The tendency among many people in the viewing audience will be to conclude that the demonstrators — overwhelmingly people of color, who already are perceived to be at fault when it comes to issues of wrongdoing — are the people who are responsible when things go terribly wrong. Even when the confrontations are provoked by police. Research shows that the mere display of a gun by one person can cause the other person to be more aggressive.
So the challenge of the media is to cut through all this and to do it with careful decisions about what goes in the frame of the story and what is left out. To do it with decisions about how to balance breaking news with more background, more interpretation, more perspectives in follow-up stories.

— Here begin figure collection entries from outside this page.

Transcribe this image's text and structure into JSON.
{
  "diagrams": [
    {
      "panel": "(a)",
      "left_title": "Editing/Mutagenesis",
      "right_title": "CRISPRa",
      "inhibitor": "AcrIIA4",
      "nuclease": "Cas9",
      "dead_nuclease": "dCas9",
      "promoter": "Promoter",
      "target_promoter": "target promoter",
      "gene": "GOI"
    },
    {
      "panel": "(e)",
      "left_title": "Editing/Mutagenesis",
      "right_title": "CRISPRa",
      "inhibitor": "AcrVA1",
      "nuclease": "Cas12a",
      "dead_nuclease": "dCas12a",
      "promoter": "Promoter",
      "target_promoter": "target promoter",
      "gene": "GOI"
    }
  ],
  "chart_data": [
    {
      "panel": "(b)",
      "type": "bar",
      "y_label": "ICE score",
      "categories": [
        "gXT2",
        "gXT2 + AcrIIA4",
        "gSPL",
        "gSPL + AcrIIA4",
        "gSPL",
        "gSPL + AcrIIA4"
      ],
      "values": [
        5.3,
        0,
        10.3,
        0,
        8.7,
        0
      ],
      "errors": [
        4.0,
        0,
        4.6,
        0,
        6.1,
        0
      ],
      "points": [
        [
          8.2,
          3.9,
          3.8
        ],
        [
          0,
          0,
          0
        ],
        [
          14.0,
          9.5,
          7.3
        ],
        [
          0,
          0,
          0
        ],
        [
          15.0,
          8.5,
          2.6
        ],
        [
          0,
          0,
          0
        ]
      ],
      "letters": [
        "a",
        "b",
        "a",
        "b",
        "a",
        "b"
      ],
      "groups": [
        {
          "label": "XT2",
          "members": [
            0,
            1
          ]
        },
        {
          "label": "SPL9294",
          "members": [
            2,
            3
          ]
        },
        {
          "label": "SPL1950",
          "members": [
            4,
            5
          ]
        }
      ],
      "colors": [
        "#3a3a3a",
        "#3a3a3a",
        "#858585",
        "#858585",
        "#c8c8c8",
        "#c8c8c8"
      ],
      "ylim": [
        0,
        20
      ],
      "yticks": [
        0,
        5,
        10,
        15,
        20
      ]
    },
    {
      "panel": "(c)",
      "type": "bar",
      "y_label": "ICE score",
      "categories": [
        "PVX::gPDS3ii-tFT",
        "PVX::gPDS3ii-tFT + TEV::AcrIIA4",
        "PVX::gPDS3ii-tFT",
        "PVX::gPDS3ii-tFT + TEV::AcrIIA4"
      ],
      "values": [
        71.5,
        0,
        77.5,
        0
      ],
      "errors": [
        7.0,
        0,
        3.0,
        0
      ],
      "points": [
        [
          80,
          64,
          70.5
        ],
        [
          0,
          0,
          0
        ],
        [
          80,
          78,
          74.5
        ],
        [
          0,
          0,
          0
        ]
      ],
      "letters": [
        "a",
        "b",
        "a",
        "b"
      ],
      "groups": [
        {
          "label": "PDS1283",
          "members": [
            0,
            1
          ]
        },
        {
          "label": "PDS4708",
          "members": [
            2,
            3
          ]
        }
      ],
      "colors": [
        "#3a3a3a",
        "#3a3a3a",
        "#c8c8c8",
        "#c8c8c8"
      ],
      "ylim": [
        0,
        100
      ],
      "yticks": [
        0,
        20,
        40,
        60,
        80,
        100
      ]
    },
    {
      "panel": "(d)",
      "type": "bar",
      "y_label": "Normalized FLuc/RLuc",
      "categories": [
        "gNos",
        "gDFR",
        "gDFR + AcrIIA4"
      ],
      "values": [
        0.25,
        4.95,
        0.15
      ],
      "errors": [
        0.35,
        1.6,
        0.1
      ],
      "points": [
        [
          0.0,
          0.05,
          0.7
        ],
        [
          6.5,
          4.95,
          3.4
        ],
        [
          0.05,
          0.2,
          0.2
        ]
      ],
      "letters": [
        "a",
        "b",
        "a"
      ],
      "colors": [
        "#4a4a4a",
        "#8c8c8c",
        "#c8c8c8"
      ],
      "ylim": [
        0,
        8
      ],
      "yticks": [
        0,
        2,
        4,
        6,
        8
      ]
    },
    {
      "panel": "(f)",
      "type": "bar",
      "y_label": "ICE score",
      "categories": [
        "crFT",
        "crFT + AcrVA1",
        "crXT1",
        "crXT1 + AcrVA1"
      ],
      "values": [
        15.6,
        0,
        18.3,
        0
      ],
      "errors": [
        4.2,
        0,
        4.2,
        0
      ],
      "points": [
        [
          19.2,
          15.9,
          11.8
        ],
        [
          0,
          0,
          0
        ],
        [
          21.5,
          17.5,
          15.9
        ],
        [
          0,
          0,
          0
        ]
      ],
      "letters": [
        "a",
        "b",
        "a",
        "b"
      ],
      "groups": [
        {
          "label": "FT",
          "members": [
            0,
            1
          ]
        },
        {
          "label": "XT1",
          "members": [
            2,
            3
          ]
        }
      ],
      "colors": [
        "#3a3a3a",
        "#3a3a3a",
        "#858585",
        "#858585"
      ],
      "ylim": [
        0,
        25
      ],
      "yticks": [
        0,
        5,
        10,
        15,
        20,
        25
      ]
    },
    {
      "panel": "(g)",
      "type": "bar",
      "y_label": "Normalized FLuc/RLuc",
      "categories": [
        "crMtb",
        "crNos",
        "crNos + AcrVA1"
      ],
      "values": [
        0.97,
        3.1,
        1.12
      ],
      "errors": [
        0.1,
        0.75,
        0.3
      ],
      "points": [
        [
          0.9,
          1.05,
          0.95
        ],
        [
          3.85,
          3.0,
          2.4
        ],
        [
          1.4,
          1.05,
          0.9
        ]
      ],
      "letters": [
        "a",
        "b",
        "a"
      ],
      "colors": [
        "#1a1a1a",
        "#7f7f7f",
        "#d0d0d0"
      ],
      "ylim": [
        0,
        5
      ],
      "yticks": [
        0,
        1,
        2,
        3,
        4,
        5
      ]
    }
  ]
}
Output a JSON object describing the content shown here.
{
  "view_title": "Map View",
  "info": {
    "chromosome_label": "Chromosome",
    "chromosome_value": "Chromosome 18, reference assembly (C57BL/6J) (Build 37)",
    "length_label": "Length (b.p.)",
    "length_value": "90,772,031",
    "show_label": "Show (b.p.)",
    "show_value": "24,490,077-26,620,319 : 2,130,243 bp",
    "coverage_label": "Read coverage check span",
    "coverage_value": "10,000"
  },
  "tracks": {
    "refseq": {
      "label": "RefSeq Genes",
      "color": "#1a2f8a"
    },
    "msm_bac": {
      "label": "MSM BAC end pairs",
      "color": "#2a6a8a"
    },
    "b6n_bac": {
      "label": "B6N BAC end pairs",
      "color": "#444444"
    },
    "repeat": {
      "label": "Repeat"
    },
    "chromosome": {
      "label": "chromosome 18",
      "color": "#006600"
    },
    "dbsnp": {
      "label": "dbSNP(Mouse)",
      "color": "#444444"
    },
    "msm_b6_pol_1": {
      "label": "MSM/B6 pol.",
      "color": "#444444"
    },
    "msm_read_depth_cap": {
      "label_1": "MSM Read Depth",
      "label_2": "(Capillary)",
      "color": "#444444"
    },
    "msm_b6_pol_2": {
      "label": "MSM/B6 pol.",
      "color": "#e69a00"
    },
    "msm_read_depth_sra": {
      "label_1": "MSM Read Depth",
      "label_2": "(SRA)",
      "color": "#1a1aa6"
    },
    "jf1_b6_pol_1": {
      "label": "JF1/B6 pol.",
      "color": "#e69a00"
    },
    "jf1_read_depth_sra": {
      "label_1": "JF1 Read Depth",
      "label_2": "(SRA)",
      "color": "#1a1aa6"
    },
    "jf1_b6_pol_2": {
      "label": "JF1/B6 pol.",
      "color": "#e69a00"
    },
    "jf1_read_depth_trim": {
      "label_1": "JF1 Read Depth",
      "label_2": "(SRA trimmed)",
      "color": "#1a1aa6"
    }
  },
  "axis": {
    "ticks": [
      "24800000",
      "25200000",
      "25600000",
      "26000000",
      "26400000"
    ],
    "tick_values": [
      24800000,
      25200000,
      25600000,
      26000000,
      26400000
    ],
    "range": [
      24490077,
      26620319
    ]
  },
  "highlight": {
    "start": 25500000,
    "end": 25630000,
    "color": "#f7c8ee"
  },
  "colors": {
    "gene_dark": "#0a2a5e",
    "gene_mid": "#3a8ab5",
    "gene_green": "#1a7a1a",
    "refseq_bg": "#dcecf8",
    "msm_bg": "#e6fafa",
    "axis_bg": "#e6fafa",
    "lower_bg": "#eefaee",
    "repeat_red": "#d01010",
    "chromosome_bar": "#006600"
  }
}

While we want to think we are balanced in our reporting, we must consider whether we really achieve that goal. Do you really see the world in a balanced way through a gas mask, or when you are constrained by a bulletproof vest? Is your judgment guided by a sense of journalistic responsibility or a sense of threat? The answer to that question only raises another obvious one and that is, threat by whom? The police? Or the people the police are confronting? What is the perspective you get on such a confrontation from behind police barricades, in a press pen, subject to feeds by the official sources?
Without question, reporting the who, what, where and when of it all from the frontlines is tough. But if we don’t get at the “why” through more thoughtful enterprising stories, all the rest of it has no meaning and no impact in helping people move away from biases to make more reasoned choices.
If we don’t try to do that, then the question we ultimately should be asking is, “Why not?”